Pericles is the play’s titular hero, and his character arc closely follows the trajectory of the classic hero of romance. Before it came to designate the genre of erotic love stories, the term romance referred to adventure stories. The conventional hero of such adventure stories typically experiences some kind of disaster, which is followed by a series of events that add to his suffering, thereby testing his endurance as well as his virtue. The true hero of romance maintains his honor despite his deprivation, and he ultimately finds a way to overcome the overwhelming odds against him. This description applies precisely to Pericles, who suffers through numerous trials in this play. His first trial comes when he successfully decodes Antiochus’s riddle, only to realize that because of the answer, “incest,” he is as likely to be killed for answering it as for not answering it. Thus, he flees his own kingdom, only to suffer a shipwreck that washes him up on the shores near Pentapolis. There, he marries a beautiful princess, only to lose her in childbirth during a storm at sea, which then compels him to leave his newborn daughter with foster parents who, fourteen years later, hire an assassin to kill her.

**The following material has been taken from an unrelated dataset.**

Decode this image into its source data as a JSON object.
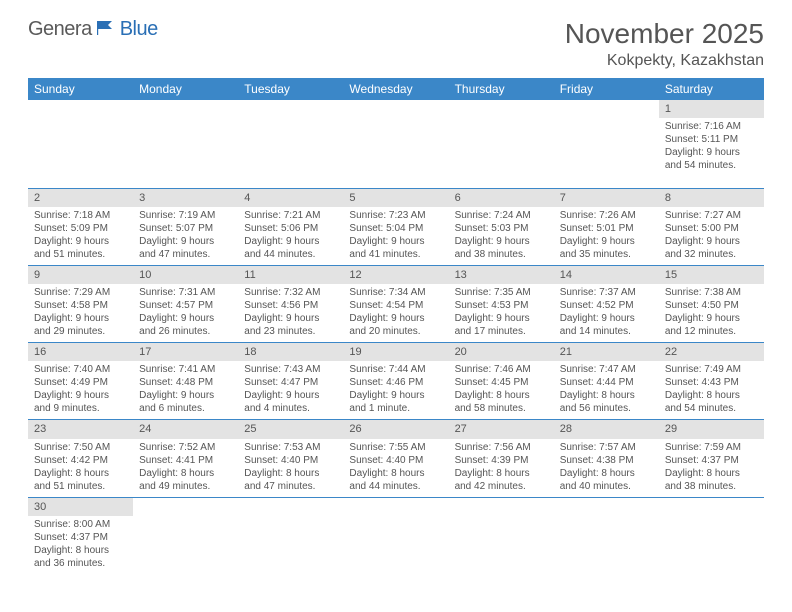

The trials Pericles and his family suffers lead to their dispersion in various cities in and around the Aegean Sea. Yet whereas Pericles believes his wife and daughter have both died, the audience knows that both have miraculously survived what have at first appeared to be fatal incidents. His wife, Thaisa, is revived when the chest containing her body washes up on the shores of Ephesus, where she becomes a priestess at the Temple of Diana. Marina, meanwhile, is rescued from her would-be assassin by pirates, who sell her to a brothel in another town. But Pericles, who lacks the audience’s wider perspective, suffers under the collective weight of his losses. Yet despite the accumulation of woes, Pericles demonstrates humility in the face of fate. Instead of cursing the gods, he performs his mourning by refusing to cut his hair, donning garments of rough sackcloth, and taking a vow of silence. He is rewarded for his virtuous fortitude by two reunions: first with his “murdered” daughter Marina, and second with his “dead” wife Thaisa. With his family now restored to its proper wholeness, Pericles is set to resume control of his newly expanded kingdom.